Non è facile andare “oltre il mito” quando si parla di Frida Kahlo (1907-1954), «la leggenda che si è creata attorno alla vita dell’artista è spesso servita solo ad offuscare l’effettiva conoscenza della sua poetica» spiega Diego Sileo, curatore della mostra “Frida Kahlo. Oltre il mito” appena inaugurata al Mudec-Museo delle culture di Milano, visitabile fino al 3 giugno.
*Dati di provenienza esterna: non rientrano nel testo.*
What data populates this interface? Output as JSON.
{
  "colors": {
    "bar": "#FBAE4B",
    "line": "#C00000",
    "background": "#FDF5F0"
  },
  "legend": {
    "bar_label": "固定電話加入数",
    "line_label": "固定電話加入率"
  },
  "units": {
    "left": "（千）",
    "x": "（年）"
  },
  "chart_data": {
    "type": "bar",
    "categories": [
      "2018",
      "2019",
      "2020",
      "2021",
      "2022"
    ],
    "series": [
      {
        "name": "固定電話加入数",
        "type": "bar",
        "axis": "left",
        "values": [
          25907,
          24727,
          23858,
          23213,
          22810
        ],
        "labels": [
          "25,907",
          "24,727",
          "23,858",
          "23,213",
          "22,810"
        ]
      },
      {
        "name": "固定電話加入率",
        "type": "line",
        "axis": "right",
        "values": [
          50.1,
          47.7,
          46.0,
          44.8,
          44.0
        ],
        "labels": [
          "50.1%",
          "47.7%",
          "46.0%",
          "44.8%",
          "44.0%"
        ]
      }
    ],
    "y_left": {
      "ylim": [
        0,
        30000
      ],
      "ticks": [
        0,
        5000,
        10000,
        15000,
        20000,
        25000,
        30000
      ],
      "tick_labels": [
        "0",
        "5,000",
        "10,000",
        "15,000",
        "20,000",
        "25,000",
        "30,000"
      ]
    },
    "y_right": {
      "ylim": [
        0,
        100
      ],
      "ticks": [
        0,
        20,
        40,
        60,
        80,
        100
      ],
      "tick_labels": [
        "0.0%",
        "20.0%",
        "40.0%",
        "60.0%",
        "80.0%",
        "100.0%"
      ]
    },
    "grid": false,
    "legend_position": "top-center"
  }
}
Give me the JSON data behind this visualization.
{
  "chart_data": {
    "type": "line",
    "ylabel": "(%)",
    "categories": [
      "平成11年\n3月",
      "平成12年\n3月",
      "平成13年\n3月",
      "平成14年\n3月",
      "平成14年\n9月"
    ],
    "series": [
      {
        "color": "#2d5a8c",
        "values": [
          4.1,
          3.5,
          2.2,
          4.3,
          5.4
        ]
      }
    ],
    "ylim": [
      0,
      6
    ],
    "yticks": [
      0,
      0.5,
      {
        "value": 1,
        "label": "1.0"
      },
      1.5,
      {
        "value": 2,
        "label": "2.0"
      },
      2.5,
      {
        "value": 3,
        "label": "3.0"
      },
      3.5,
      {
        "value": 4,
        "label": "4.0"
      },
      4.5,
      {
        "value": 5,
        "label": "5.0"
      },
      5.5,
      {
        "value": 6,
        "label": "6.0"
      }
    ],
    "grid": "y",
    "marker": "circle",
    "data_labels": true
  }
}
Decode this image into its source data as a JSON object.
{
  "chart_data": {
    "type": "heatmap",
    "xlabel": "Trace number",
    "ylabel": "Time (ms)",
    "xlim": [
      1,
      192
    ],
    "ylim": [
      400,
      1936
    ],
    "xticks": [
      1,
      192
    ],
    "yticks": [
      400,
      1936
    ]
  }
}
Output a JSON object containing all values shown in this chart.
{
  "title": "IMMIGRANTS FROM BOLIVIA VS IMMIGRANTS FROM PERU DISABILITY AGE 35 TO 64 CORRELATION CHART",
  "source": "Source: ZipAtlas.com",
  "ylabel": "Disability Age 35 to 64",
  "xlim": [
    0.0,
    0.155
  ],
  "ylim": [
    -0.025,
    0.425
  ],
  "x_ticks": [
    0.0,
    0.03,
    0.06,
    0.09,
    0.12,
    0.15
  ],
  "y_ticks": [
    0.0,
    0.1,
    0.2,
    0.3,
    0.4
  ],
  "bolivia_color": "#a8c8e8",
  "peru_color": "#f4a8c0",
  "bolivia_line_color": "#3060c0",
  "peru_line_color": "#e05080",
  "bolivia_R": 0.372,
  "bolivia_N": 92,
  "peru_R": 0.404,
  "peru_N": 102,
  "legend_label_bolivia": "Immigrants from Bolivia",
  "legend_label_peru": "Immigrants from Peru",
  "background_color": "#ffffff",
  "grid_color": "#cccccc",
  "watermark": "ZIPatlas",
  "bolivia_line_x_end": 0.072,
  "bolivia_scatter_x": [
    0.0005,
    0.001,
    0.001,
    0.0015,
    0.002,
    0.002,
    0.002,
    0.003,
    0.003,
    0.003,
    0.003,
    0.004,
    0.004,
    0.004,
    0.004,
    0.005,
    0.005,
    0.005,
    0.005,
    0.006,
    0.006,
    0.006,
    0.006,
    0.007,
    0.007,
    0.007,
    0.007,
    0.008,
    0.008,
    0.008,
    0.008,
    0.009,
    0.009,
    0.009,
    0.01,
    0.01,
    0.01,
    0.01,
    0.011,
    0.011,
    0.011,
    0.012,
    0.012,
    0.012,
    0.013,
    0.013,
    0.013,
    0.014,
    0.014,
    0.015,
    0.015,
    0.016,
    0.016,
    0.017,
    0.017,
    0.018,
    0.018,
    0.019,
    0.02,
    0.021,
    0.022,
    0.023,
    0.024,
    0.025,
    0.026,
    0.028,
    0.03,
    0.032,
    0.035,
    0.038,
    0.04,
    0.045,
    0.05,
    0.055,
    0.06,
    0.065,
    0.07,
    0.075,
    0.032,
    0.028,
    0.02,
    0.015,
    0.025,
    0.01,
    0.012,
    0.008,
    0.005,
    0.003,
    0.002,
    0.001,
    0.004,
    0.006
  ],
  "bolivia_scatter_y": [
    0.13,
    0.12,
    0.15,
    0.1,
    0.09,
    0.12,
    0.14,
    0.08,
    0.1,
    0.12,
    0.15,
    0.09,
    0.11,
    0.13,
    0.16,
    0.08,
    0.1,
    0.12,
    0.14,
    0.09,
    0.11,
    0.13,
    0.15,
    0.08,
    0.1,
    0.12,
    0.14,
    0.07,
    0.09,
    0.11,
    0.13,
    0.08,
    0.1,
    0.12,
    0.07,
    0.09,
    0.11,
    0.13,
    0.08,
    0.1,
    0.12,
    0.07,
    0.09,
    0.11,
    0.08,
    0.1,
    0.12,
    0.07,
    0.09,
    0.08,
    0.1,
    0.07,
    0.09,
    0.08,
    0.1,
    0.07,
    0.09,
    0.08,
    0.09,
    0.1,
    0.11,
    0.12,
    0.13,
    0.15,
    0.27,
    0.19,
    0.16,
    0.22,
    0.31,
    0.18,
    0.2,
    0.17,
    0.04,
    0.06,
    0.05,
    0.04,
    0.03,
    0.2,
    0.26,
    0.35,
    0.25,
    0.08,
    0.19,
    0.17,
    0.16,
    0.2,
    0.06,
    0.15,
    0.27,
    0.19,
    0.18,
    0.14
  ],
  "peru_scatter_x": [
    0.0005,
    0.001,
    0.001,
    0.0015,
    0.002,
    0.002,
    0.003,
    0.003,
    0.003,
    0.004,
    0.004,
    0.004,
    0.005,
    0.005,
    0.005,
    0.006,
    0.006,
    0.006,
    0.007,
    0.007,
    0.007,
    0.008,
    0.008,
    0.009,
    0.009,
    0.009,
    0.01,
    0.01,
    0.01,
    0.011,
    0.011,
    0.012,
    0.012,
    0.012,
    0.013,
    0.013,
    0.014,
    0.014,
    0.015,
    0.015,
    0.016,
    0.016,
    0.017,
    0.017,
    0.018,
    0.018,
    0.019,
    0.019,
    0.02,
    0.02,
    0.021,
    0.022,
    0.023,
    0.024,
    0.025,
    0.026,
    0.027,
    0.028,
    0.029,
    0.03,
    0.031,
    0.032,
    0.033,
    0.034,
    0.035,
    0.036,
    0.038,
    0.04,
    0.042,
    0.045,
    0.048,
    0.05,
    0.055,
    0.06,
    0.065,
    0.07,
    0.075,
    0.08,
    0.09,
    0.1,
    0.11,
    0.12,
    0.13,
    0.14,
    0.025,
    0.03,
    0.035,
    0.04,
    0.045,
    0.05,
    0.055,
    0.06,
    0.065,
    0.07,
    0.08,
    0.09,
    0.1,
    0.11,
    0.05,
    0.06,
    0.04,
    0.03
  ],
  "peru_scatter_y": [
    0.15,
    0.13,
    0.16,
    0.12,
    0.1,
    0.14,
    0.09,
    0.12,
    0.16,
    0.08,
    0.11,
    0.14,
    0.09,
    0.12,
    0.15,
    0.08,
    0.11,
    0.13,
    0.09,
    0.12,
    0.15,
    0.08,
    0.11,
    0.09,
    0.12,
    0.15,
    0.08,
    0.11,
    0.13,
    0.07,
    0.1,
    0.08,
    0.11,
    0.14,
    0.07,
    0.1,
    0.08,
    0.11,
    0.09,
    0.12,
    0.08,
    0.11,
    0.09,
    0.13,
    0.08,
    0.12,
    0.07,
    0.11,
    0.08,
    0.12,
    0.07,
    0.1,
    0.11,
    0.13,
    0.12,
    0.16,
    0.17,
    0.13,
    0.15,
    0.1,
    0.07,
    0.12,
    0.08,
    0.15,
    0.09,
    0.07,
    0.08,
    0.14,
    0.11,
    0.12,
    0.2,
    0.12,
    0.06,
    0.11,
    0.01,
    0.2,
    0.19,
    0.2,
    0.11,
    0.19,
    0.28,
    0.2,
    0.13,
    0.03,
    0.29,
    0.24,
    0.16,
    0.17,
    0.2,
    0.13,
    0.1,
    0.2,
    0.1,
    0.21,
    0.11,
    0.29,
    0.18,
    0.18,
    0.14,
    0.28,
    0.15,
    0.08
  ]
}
«Nel migliore dei casi – prosegue Sileo – la sua pittura è stata interpretata come un semplice riflesso delle sue vicissitudini personali o, nell’ambito di una sorta di psicoanalisi amatoriale, come un sintomo dei suoi conflitti e disequilibri interni. L’opera si è vista quindi radicalmente rimpiazzata dalla vita e l’artista irrimediabilmente ingoiata dal mito». L’esposizione propone invece una nuova chiave di lettura attorno e sulla figura dell’artista messicana grazie al ricchissimo materiale inedito proveniente dall’archivio ritrovato nel 2007 di Casa Azul, la dimora di Frida a Città del Messico, e da altri importanti archivi come quelli di Isolda Kahlo, di Muguel N. Lira e Alejandro Gomez Arias.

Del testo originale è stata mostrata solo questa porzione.